Chiron, over the course of his maturation, is played with subtlety and grace by three different actors (Alex Hibbert, Ashton Sanders and Trevante Rhodes, chronologically). And as he grows older, so, too, does his pain graduate from one form to the next. His addicted mother Paula, for example, played ferociously by Naomie Harris, is the anguish in Little’s world. But by the third chapter of the film, the tables have turned. Chiron (now nicknamed “Black”) visits her in rehab, and she reprimands him for the way he makes his living dealing dope on the streets.
Lining the entire film is another source of conflict for Chiron — his own struggles with sexual orientation. Chiron is gay in a world that is unforgiving, and throughout the film the audience witnesses him realize and bury this part of himself.

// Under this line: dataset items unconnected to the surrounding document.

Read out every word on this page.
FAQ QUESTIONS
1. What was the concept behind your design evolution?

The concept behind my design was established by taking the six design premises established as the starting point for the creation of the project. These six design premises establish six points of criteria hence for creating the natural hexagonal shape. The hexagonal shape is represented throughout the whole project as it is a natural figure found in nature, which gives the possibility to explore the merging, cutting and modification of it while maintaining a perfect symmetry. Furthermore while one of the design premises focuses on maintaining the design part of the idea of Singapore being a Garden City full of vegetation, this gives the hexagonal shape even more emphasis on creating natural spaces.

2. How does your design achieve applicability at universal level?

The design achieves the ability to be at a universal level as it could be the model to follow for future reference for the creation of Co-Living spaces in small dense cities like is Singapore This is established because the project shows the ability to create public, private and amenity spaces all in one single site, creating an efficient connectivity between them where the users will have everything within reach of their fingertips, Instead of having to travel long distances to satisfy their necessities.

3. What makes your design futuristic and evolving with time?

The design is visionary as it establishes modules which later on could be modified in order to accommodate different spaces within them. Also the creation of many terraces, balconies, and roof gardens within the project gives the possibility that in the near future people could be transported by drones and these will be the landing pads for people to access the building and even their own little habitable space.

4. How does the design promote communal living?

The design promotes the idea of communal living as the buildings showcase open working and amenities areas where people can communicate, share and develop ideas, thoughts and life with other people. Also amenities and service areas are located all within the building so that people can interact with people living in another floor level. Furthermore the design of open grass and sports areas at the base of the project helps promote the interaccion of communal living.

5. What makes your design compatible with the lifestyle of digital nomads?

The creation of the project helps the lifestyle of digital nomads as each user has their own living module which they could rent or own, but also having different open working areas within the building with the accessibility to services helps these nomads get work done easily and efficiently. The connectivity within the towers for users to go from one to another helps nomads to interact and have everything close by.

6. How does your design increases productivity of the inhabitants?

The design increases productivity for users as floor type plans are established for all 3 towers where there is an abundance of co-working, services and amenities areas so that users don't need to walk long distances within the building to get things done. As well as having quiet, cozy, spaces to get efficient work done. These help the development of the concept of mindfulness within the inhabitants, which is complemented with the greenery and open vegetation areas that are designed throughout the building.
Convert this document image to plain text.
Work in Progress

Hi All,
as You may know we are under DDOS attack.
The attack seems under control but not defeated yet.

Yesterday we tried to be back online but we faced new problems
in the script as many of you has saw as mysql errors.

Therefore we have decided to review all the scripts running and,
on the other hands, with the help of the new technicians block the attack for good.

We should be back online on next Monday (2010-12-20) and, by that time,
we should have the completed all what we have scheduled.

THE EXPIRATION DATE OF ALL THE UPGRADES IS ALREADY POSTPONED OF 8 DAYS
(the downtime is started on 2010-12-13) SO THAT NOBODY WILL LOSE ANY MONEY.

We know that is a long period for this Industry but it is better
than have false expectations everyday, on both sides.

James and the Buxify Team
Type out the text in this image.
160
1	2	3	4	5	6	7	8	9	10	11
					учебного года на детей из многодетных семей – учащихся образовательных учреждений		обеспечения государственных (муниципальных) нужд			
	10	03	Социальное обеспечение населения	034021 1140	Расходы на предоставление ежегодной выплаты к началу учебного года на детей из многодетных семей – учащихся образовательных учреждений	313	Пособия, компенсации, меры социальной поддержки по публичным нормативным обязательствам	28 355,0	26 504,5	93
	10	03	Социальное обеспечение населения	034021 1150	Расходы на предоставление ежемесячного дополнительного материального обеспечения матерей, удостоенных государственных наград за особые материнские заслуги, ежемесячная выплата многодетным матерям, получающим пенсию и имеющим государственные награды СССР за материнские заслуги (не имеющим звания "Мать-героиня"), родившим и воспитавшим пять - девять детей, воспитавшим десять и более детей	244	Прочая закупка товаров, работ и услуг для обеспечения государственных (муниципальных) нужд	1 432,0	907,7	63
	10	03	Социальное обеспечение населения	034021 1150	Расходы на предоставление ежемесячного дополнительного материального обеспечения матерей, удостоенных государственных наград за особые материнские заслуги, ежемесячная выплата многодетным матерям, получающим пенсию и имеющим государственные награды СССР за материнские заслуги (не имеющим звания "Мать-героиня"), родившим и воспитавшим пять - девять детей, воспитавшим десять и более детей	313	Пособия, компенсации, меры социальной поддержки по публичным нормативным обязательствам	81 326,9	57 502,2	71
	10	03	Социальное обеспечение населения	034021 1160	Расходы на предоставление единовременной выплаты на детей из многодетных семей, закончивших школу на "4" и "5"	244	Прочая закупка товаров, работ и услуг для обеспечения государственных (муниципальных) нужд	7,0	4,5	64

Another recurring character in each of Moonlight’s chapters is Kevin, Chiron’s friend and fascination, who shapeshifts from friend to lover to bully and then back again. Laced through their story are leaps from public school to the prison system and a roaring sense of toughness that is the only way to survive these stepping stones.
This movie is about masculinity, so it is also a movie about not talking. In this sense, the film is a subversion: No one — except, perhaps, in one moment — says all of what they feel. Instead, we watch Chiron take the pain of his life and build himself around it.
Visually, Moonlight is resoundingly and defiantly beautiful. If once there was a time when movies didn’t know how to light black characters, Moonlight is an exquisite testament to black beauty.
Indeed, director Barry Jenkins uses his camera to paint landscapes: He takes a crack house, an ocean, a parking lot and a high school and makes unforgettable images out of them. Jenkins’ characters don’t just exist on the plane of this world, they move through the world’s colors as if the world was created for them.
And just as color comes to be a theme for Chiron throughout his life —in the nicknames he is given and learns to adapt — so, too, is his world vivid and rich in its hues. This, of course, all points toward the title of the play the film is adapted from: Tarell Alvin McCraney’s “In Moonlight Black Boys Look Blue.” But in the movie’s magical eye, race also becomes another color on Jenkins’ palette. Moonlight makes a masterpiece out of dark skin.
The opening scene of the film employs a roving long take reminiscent of the cinematography for Gravity and Children of Men, both films with stories that skew more toward a traditional subject: white people, with their lives at stake, in amped-up situations where the world has been thrown off-balance. Rarely do we see films featuring people of color, but even more rarely do we see their stories told with such calculated grace.
As Hilton Als points out in his review of the film for the New Yorker, Moonlight contains no white characters, and essentially no white faces are included in the entire canvas of the film. This is absolutely revolutionary, and also critically important: In an era when Hollywood is finally coming to terms with its centuries-old habit of erasing voices of color, Moonlight stands defiant of anything that preceded it, a role model for young filmmakers that showcases the boundless promise of cinema, the boundless potential in the stories of anyone, anywhere.
Outwardly defiant and in itself an exquisite testament to strength and heartbreak, Moonlight is a story told so tenderly that it holds the audience at the same time it rips them apart.